Usually the next of kin or executor of the will arranges and pays for the funeral. They can then claim the costs back from the deceased person's estate. It's important to know how much money is in the estate to make sure there is enough to cover these costs.
If a person dies without next of kin, we will arrange and pay for a simple funeral.
Choosing a funeral director
There are lots of decisions to be made at this stressful time and most people choose to use a funeral director. Friends and family can sometimes recommend a good, local funeral director. The National Association of Funeral Directors or Society of Allied and Independent Funeral Directors must give you a price list on request.
They can't exceed any written estimate they give you without your permission.
Funeral directors can advise you in exceptional circumstances, for example, if the death happened away from home.
A list of local funeral directors is available from Preston Cemetery office.
Paying for a funeral
Any money in the deceased's bank account will usually be frozen. Funds can be released to the executor/administrator of the will to pay for a funeral. You should discuss this with the bank or building society.
Funeral costs can include:
- funeral director fees
- things the funeral director pays for on your behalf (called 'disbursements' or 'third-party costs'), for example, crematorium or cemetery fees, or a newspaper announcement about the death
- local authority burial or cremation fees
Funeral directors may list all these costs in their quote.
The funeral can be paid for:
- from a pre-paid funeral plan or insurance policy the person had
- by you, other family members or friends
- with money from the person's estate
If you are on a low income and you or your partner claim certain benefits you could get a funeral payment from the Department for Work and Pensions. You can claim from the date of death to three months after the funeral. The amount of the payment will usually be claimed back from the deceased person’s estate.
To claim a funeral payment, download and complete the SF200 form from the website and take it to your local Jobcentre Plus or phone the bereavement helpline on 0345 606 0265.
If a person dies without next of kin, we will arrange and pay for a simple funeral. We will reclaim the cost of the funeral from any available assets the deceased person might have.
The funeral will cover the costs of a simple service and a small posy of flowers. No cars or announcement in the press will be paid for.
A religious ceremony is normally arranged through your local church or place of worship, but your funeral director may be able to put you in touch with the appropriate representative. Most religious funerals follow a set pattern of prayer, hymns and readings followed by the committal.
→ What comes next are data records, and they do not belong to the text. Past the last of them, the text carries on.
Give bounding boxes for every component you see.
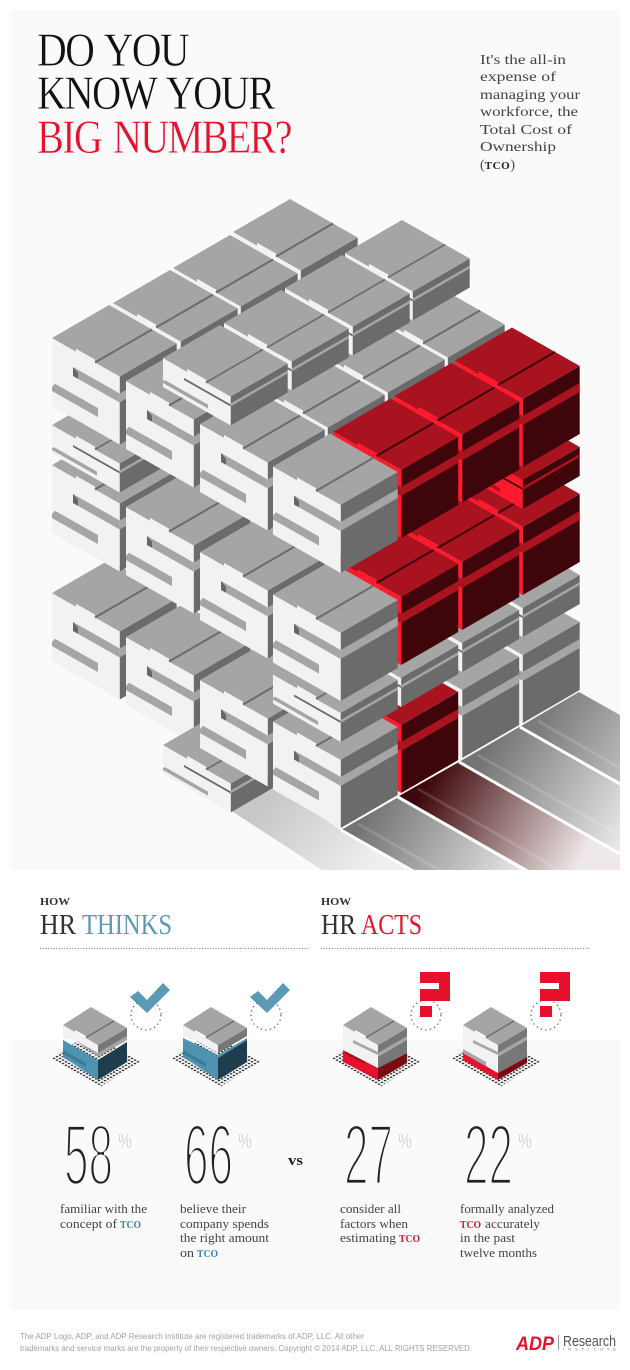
statistic: 27 percent: %: [398, 1130, 412, 1153]
intro text: definition of TCO: Total Cost of: [480, 123, 572, 138]
heading: how HR thinks: HOW: [40, 896, 70, 908]
floor shadows under the cube: [230, 692, 620, 870]
logo: ADP Research Institute: Research: [563, 1333, 616, 1350]
icon: check mark one: [130, 983, 170, 1030]
intro text: definition of TCO: managing your: [480, 88, 580, 103]
caption: 22 percent: [460, 1201, 554, 1260]
caption: 66 percent: TCO: [197, 1249, 218, 1260]
footer legal text: [20, 1332, 472, 1353]
caption: 22 percent: TCO: [460, 1220, 481, 1231]
heading: how HR acts: HOW: [321, 896, 351, 908]
footer legal text: trademarks and service marks are the property of their respective owners. Copyright © 2014 ADP, LLC. ALL RIGHTS RESERVED.: [20, 1344, 472, 1353]
caption: 66 percent: company spends: [180, 1216, 269, 1231]
title: [37, 23, 291, 164]
logo: ADP Research Institute: [515, 1333, 616, 1355]
icon: blue block 66 percent: [171, 1007, 260, 1087]
cube: front corner stack of grey blocks: [273, 434, 398, 828]
caption: 27 percent: estimating: [340, 1230, 397, 1245]
cube: middle depth stack with red blocks: [394, 363, 519, 758]
heading: how HR thinks: HR: [40, 910, 76, 941]
statistic: 66 percent: 66: [184, 1108, 233, 1204]
caption: 22 percent: twelve months: [460, 1245, 537, 1260]
icon: red block 27 percent: [331, 1007, 420, 1087]
cube: third column of dollar-sign blocks: [200, 286, 505, 787]
caption: 22 percent: in the past: [460, 1230, 515, 1245]
caption: 27 percent: consider all: [340, 1201, 401, 1216]
caption: 66 percent: [180, 1201, 269, 1260]
caption: 66 percent: on: [180, 1245, 195, 1260]
intro text: definition of TCO: Ownership: [480, 140, 556, 155]
heading: how HR acts: ACTS: [361, 910, 422, 941]
caption: 58 percent: [60, 1201, 147, 1231]
caption: 58 percent: concept of: [60, 1216, 118, 1231]
heading: how HR acts: [321, 896, 422, 941]
caption: 58 percent: familiar with the: [60, 1201, 147, 1216]
intro text: definition of TCO: (TCO): [480, 158, 515, 173]
title: BIG NUMBER?: [37, 111, 291, 164]
statistic: 58 percent: %: [118, 1130, 132, 1153]
statistic: 22 percent: 22: [464, 1108, 513, 1204]
heading: how HR thinks: [40, 896, 172, 941]
caption: 22 percent: formally analyzed: [460, 1201, 554, 1216]
background panel: hero: [10, 10, 620, 870]
logo: ADP Research Institute: INSTITUTE: [563, 1346, 616, 1352]
cube: second column of dollar-sign blocks: [126, 348, 288, 813]
cube: leftmost column of dollar-sign blocks: [52, 199, 358, 700]
footer legal text: The ADP Logo, ADP, and ADP Research Institute are registered trademarks of ADP, LLC. All other: [20, 1332, 364, 1341]
caption: 27 percent: factors when: [340, 1216, 409, 1231]
icon: check mark two: [250, 983, 290, 1030]
caption: 58 percent: TCO: [120, 1220, 141, 1231]
logo: ADP Research Institute: ADP: [515, 1334, 554, 1355]
intro text: definition of TCO: expense of: [480, 70, 556, 85]
intro text: definition of TCO: [480, 53, 580, 173]
caption: 22 percent: accurately: [485, 1216, 541, 1231]
statistic: 58 percent: 58: [64, 1108, 113, 1204]
statistic: 27 percent: 27: [344, 1108, 393, 1204]
icon: red block 22 percent: [451, 1007, 540, 1087]
cube: near depth stack with red blocks: [334, 398, 458, 793]
caption: 27 percent: TCO: [399, 1234, 420, 1245]
label: versus: vs: [288, 1153, 303, 1169]
statistic: 66 percent: %: [238, 1130, 252, 1153]
caption: 27 percent: [340, 1201, 420, 1245]
icon: question mark one: [411, 972, 450, 1030]
caption: 66 percent: believe their: [180, 1201, 247, 1216]
cube: back depth stack with red blocks: [455, 328, 580, 723]
icon: question mark two: [531, 972, 570, 1030]
caption: 66 percent: the right amount: [180, 1230, 269, 1245]
title: KNOW YOUR: [37, 66, 276, 120]
background panel: statistics band: [10, 1040, 620, 1310]
title: DO YOU: [37, 23, 189, 77]
heading: how HR acts: HR: [321, 910, 356, 941]
heading: how HR thinks: THINKS: [82, 910, 172, 941]
intro text: definition of TCO: It's the all-in: [480, 53, 566, 68]
intro text: definition of TCO: workforce, the: [480, 105, 578, 120]
statistic: 22 percent: %: [518, 1130, 532, 1153]
icon: blue block 58 percent: [51, 1007, 140, 1087]
cube: raised squat row on top: [163, 220, 470, 426]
A civil ceremony is driven by the wishes, beliefs and values of the deceased and their family, not by the beliefs or ideology of the person conducting the funeral. This means that members of the Institute (known as Civil Funeral Celebrants) conduct non-religious funeral ceremonies as well as funeral ceremonies including religious material, if this is preferred by the deceased or bereaved.
A humanist funeral is more appropriate for those who didn't live to religious principles or accept religious views of life or death. A humanist funeral or memorial ceremony recognises no ‘after-life’ and celebrates the life of the person who has died. Proper tribute is paid to them, with emphasis to the life they lived, the connections they made and have left behind.
A humanist ceremony allows friends, relatives and acquaintances to express their feelings and share their memories. Humanist celebrants will be sensitive to your wishes, but ready to give clear guidance and answer questions when required.
They are familiar with cremation and burial procedures and empathise with the experience of bereavement.